What I like about it. The Price! At $199 it is $300 cheaper than the entry level iPad2 and $630 cheaper than the most expensive iPad2. It has 1Ghz Dual-Core processors and 512 MB RAM (just like the iPad2). It has a highly responsive touch screen. Sometimes these touch-screens (on various phones and tablets) don’t necessarily respond to your touch.

It also has a great selection of Apps. The Fire comes with a variety of apps including social networking apps (e.g. Facebook, Twitter), productivity apps (To do lists, calendars), office/business apps (Documents To Go, QuickOffice), Movies and TV show apps (Netflix, Hulu Plus), sports apps (ESPN ScoreCenter), music apps (Pandora, Rhapsody) eReading apps (Read it later), games apps (EA, Angry Bird), educational apps, cooking apps, news apps etc.

It has a durable display that is resistant to scrapes and bumps. Amazon says it is made of a special chemically treated material that is 30 times harder and 20 times stiffer than plastic. It does not have Cornings Gorilla Glass so I suggest a case for it. Its whispersync synchronization delivers ebooks, music, TV shows and movies and also synchronizes among other digital devices.
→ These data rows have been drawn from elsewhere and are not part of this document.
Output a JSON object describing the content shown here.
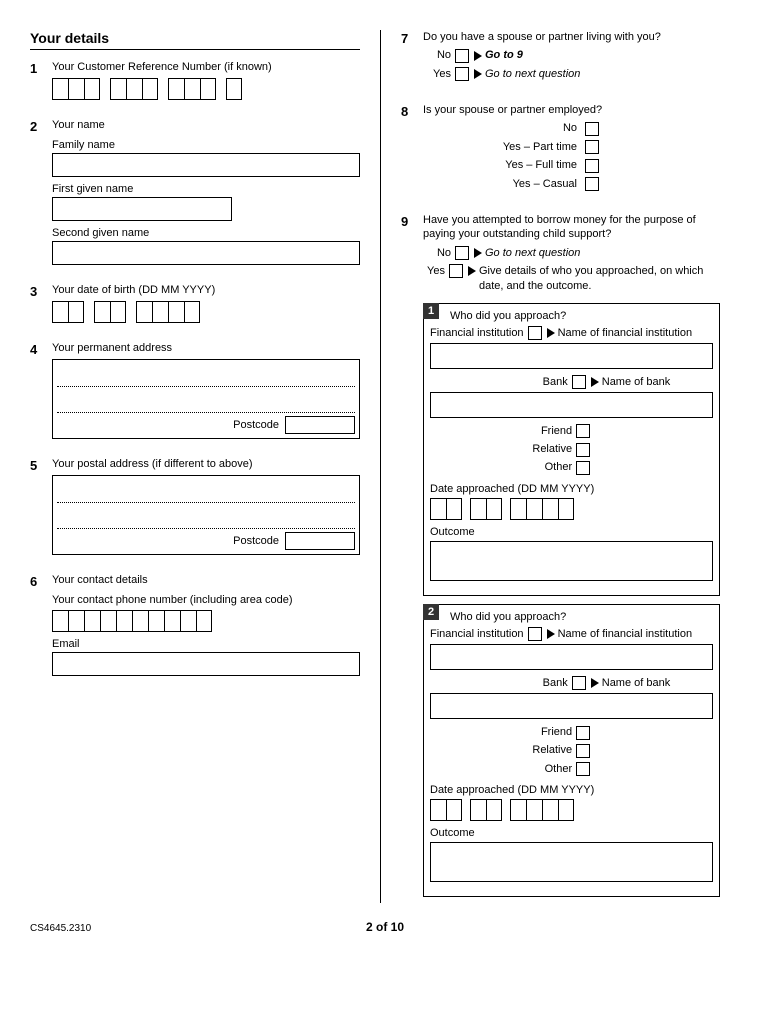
{
  "sectionTitle": "Your details",
  "q1": {
    "num": "1",
    "text": "Your Customer Reference Number (if known)"
  },
  "q2": {
    "num": "2",
    "text": "Your name",
    "family": "Family name",
    "first": "First given name",
    "second": "Second given name"
  },
  "q3": {
    "num": "3",
    "text": "Your date of birth (DD MM YYYY)"
  },
  "q4": {
    "num": "4",
    "text": "Your permanent address",
    "postcode": "Postcode"
  },
  "q5": {
    "num": "5",
    "text": "Your postal address (if different to above)",
    "postcode": "Postcode"
  },
  "q6": {
    "num": "6",
    "text": "Your contact details",
    "phone": "Your contact phone number (including area code)",
    "email": "Email"
  },
  "q7": {
    "num": "7",
    "text": "Do you have a spouse or partner living with you?",
    "no": "No",
    "noGoto": "Go to 9",
    "yes": "Yes",
    "yesGoto": "Go to next question"
  },
  "q8": {
    "num": "8",
    "text": "Is your spouse or partner employed?",
    "opts": [
      "No",
      "Yes – Part time",
      "Yes – Full time",
      "Yes – Casual"
    ]
  },
  "q9": {
    "num": "9",
    "text": "Have you attempted to borrow money for the purpose of paying your outstanding child support?",
    "no": "No",
    "noGoto": "Go to next question",
    "yes": "Yes",
    "yesGoto": "Give details of who you approached, on which date, and the outcome.",
    "sub": {
      "title": "Who did you approach?",
      "fin": "Financial institution",
      "finName": "Name of financial institution",
      "bank": "Bank",
      "bankName": "Name of bank",
      "friend": "Friend",
      "relative": "Relative",
      "other": "Other",
      "date": "Date approached (DD MM YYYY)",
      "outcome": "Outcome"
    },
    "sub1num": "1",
    "sub2num": "2"
  },
  "footer": {
    "code": "CS4645.2310",
    "page": "2 of 10"
  }
}
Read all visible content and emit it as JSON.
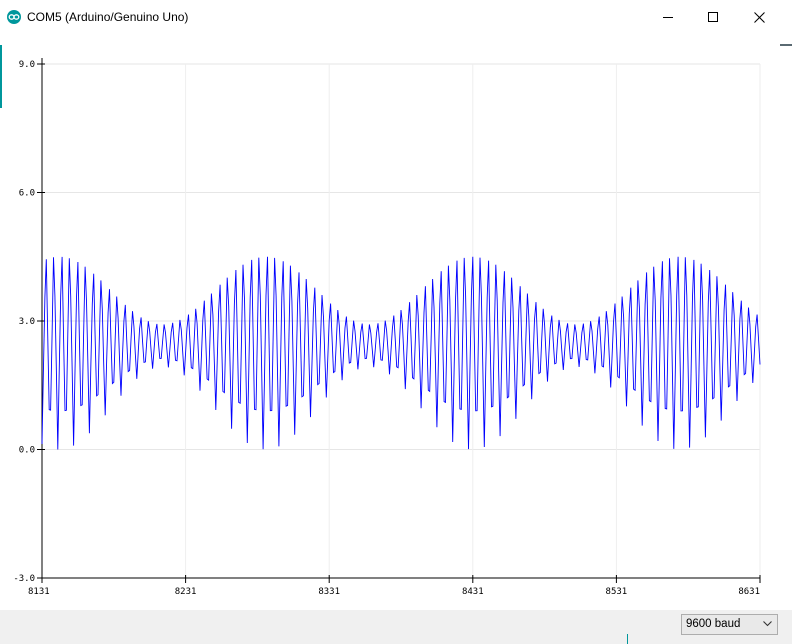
{
  "window": {
    "title": "COM5 (Arduino/Genuino Uno)",
    "icon": "arduino-logo-icon",
    "controls": [
      "minimize-icon",
      "maximize-icon",
      "close-icon"
    ]
  },
  "chart_data": {
    "type": "line",
    "title": "",
    "xlabel": "",
    "ylabel": "",
    "xlim": [
      8131,
      8631
    ],
    "ylim": [
      -3.0,
      9.0
    ],
    "xticks": [
      "8131",
      "8231",
      "8331",
      "8431",
      "8531",
      "8631"
    ],
    "yticks": [
      "9.0",
      "6.0",
      "3.0",
      "0.0",
      "-3.0"
    ],
    "grid": true,
    "legend": "none",
    "series": [
      {
        "color": "#0000ff",
        "description_values": {
          "carrier_period_samples": 5.5,
          "beat_period_samples": 144,
          "min": 0.0,
          "max": 4.95
        }
      }
    ]
  },
  "footer": {
    "baud_rate": "9600 baud"
  },
  "colors": {
    "accent": "#00979c",
    "plot_line": "#0000ff",
    "grid": "#e6e6e6",
    "footer_bg": "#f0f0f0"
  }
}
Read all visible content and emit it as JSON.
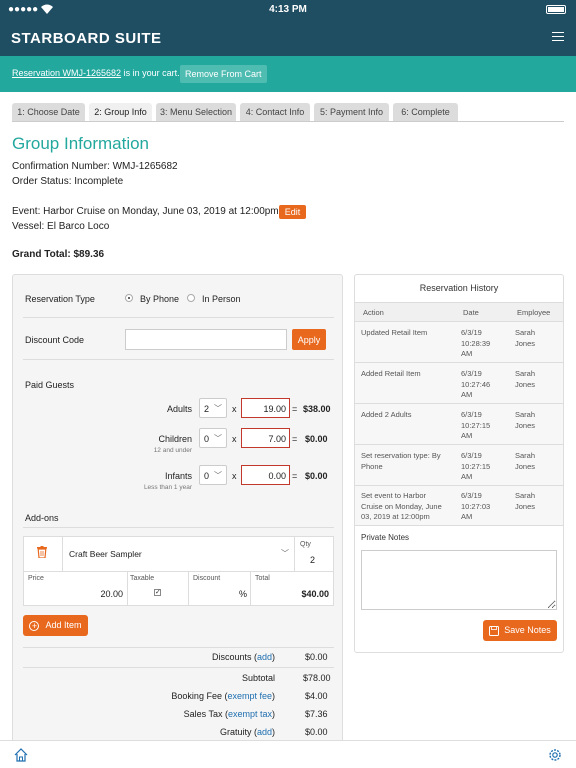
{
  "status_bar": {
    "time": "4:13 PM"
  },
  "app": {
    "title": "STARBOARD SUITE"
  },
  "cart": {
    "reservation_link": "Reservation WMJ-1265682",
    "suffix": " is in your cart.",
    "remove_label": "Remove From Cart"
  },
  "tabs": [
    {
      "label": "1: Choose Date"
    },
    {
      "label": "2: Group Info"
    },
    {
      "label": "3: Menu Selection"
    },
    {
      "label": "4: Contact Info"
    },
    {
      "label": "5: Payment Info"
    },
    {
      "label": "6: Complete"
    }
  ],
  "page": {
    "title": "Group Information",
    "confirmation": "Confirmation Number: WMJ-1265682",
    "order_status": "Order Status: Incomplete",
    "event": "Event: Harbor Cruise on Monday, June 03, 2019 at 12:00pm",
    "edit_label": "Edit",
    "vessel": "Vessel: El Barco Loco",
    "grand_total": "Grand Total: $89.36"
  },
  "form": {
    "reservation_type_label": "Reservation Type",
    "by_phone": "By Phone",
    "in_person": "In Person",
    "discount_code_label": "Discount Code",
    "discount_code_value": "",
    "apply_label": "Apply",
    "paid_guests_label": "Paid Guests",
    "guests": [
      {
        "label": "Adults",
        "sub": "",
        "qty": "2",
        "price": "19.00",
        "total": "$38.00"
      },
      {
        "label": "Children",
        "sub": "12 and under",
        "qty": "0",
        "price": "7.00",
        "total": "$0.00"
      },
      {
        "label": "Infants",
        "sub": "Less than 1 year",
        "qty": "0",
        "price": "0.00",
        "total": "$0.00"
      }
    ],
    "times": "x",
    "equals": "=",
    "addons_label": "Add-ons",
    "addon": {
      "name": "Craft Beer Sampler",
      "qty_label": "Qty",
      "qty": "2",
      "price_label": "Price",
      "price": "20.00",
      "taxable_label": "Taxable",
      "discount_label": "Discount",
      "discount_unit": "%",
      "total_label": "Total",
      "total": "$40.00"
    },
    "add_item_label": "Add Item",
    "summary": [
      {
        "label": "Discounts",
        "link": "add",
        "value": "$0.00"
      },
      {
        "label": "Subtotal",
        "link": "",
        "value": "$78.00"
      },
      {
        "label": "Booking Fee",
        "link": "exempt fee",
        "value": "$4.00"
      },
      {
        "label": "Sales Tax",
        "link": "exempt tax",
        "value": "$7.36"
      },
      {
        "label": "Gratuity",
        "link": "add",
        "value": "$0.00"
      }
    ]
  },
  "history": {
    "title": "Reservation History",
    "headers": [
      "Action",
      "Date",
      "Employee"
    ],
    "rows": [
      {
        "action": [
          "Updated Retail Item"
        ],
        "date": [
          "6/3/19",
          "10:28:39",
          "AM"
        ],
        "employee": [
          "Sarah",
          "Jones"
        ]
      },
      {
        "action": [
          "Added Retail Item"
        ],
        "date": [
          "6/3/19",
          "10:27:46",
          "AM"
        ],
        "employee": [
          "Sarah",
          "Jones"
        ]
      },
      {
        "action": [
          "Added 2 Adults"
        ],
        "date": [
          "6/3/19",
          "10:27:15",
          "AM"
        ],
        "employee": [
          "Sarah",
          "Jones"
        ]
      },
      {
        "action": [
          "Set reservation type: By",
          "Phone"
        ],
        "date": [
          "6/3/19",
          "10:27:15",
          "AM"
        ],
        "employee": [
          "Sarah",
          "Jones"
        ]
      },
      {
        "action": [
          "Set event to Harbor",
          "Cruise on Monday, June",
          "03, 2019 at 12:00pm"
        ],
        "date": [
          "6/3/19",
          "10:27:03",
          "AM"
        ],
        "employee": [
          "Sarah",
          "Jones"
        ]
      }
    ],
    "notes_label": "Private Notes",
    "save_label": "Save Notes"
  },
  "colors": {
    "navy": "#1f4e63",
    "teal": "#23a89e",
    "orange": "#e8681e"
  }
}
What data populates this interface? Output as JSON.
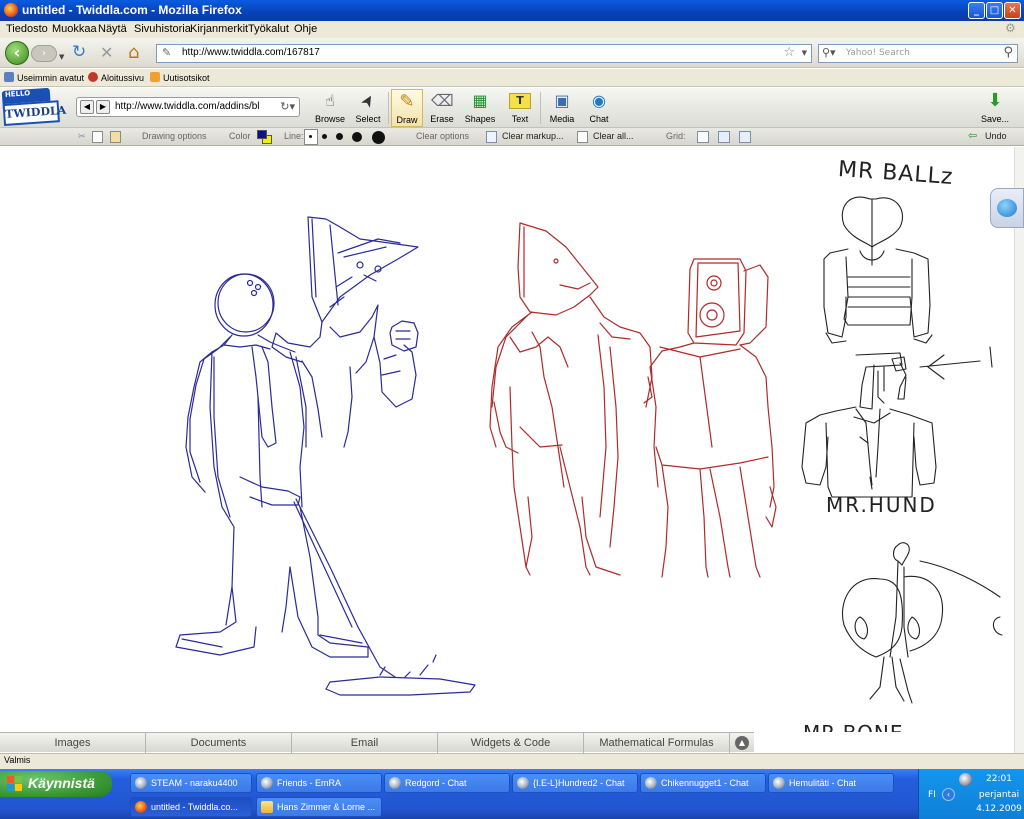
{
  "window": {
    "title": "untitled - Twiddla.com - Mozilla Firefox",
    "min": "_",
    "max": "□",
    "close": "✕"
  },
  "menu": [
    "Tiedosto",
    "Muokkaa",
    "Näytä",
    "Sivuhistoria",
    "Kirjanmerkit",
    "Työkalut",
    "Ohje"
  ],
  "nav": {
    "back": "‹",
    "forward": "›",
    "reload": "↻",
    "stop": "✕",
    "home": "⌂",
    "url": "http://www.twiddla.com/167817",
    "search_placeholder": "Yahoo! Search"
  },
  "bookmarks": [
    {
      "label": "Useimmin avatut",
      "color": "#5c7fbf"
    },
    {
      "label": "Aloitussivu",
      "color": "#c0392b"
    },
    {
      "label": "Uutisotsikot",
      "color": "#f0a030"
    }
  ],
  "twiddla": {
    "logo_top": "HELLO",
    "logo_main": "TWIDDLA",
    "url": "http://www.twiddla.com/addins/bl",
    "tools": [
      {
        "label": "Browse",
        "icon": "☝"
      },
      {
        "label": "Select",
        "icon": "➤"
      },
      {
        "label": "Draw",
        "icon": "✎"
      },
      {
        "label": "Erase",
        "icon": "⌫"
      },
      {
        "label": "Shapes",
        "icon": "▦"
      },
      {
        "label": "Text",
        "icon": "T"
      },
      {
        "label": "Media",
        "icon": "▣"
      },
      {
        "label": "Chat",
        "icon": "◉"
      }
    ],
    "save": "Save...",
    "options": {
      "drawing_options": "Drawing options",
      "color": "Color",
      "line": "Line:",
      "clear_options": "Clear options",
      "clear_markup": "Clear markup...",
      "clear_all": "Clear all...",
      "grid": "Grid:",
      "undo": "Undo"
    }
  },
  "canvas_labels": {
    "mr_ballz": "MR BALLz",
    "mr_hund": "MR.HUND",
    "mr_bone": "MR.BONE"
  },
  "bottom_tabs": [
    "Images",
    "Documents",
    "Email",
    "Widgets & Code",
    "Mathematical Formulas"
  ],
  "status": "Valmis",
  "taskbar": {
    "start": "Käynnistä",
    "tasks_row1": [
      "STEAM - naraku4400",
      "Friends - EmRA",
      "Redgord - Chat",
      "{I.E-L}Hundred2 - Chat",
      "Chikennugget1 - Chat",
      "Hemulitäti - Chat"
    ],
    "tasks_row2": [
      "untitled - Twiddla.co...",
      "Hans Zimmer & Lorne ..."
    ],
    "lang": "FI",
    "time": "22:01",
    "day": "perjantai",
    "date": "4.12.2009"
  },
  "colors": {
    "blue_ink": "#2a2a9a",
    "red_ink": "#b02a2a",
    "black_ink": "#222222"
  }
}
The web browser Silk is quick. It splits the computing power required to load web content between the device and Amazon’s Elastic Compute Cloud (EC2) system. There is a ‘cloud-mode’ and ‘off-cloud mode’. When you have the cloud-mode activated the ‘weight’ of loading a web-page is split between the Fire and the cloud which makes browsing quick. It also has FREE cloud storage backup which makes its expandable memory capacity virtually ‘unlimited’ (unlimited storage for Amazon content and 5GB storage for your other non-Amazon content).

Some people are apparently bothered by the fact that the power button is on the bottom edge of the Fire. So basically if you lay the bottom edge on a table or on your lap, the Kindle Fire will automatically power off/hybernate. The simple fix to that is to flip the Fire by 180 degrees and the screen would automatically rotate 180 degrees and now the power switch is on the top and chances of anyone pressing it accidentally are minimal to none.

So the low-down is that the Kindle Fire doesn’t have 3G connectivity, a camera, a microphone, Bluetooth, GPS, longer battery life than 8 hours, more on-board storage than 8GB, a microSD card slot, an HDMI out with a core i7 processor and 4GB RAM. I say SO WHAT! You just can’t expect a $200 tablet to have the same features a $500+ tablet has. For my needs, I like it and it works. For the money, you can’t beat it.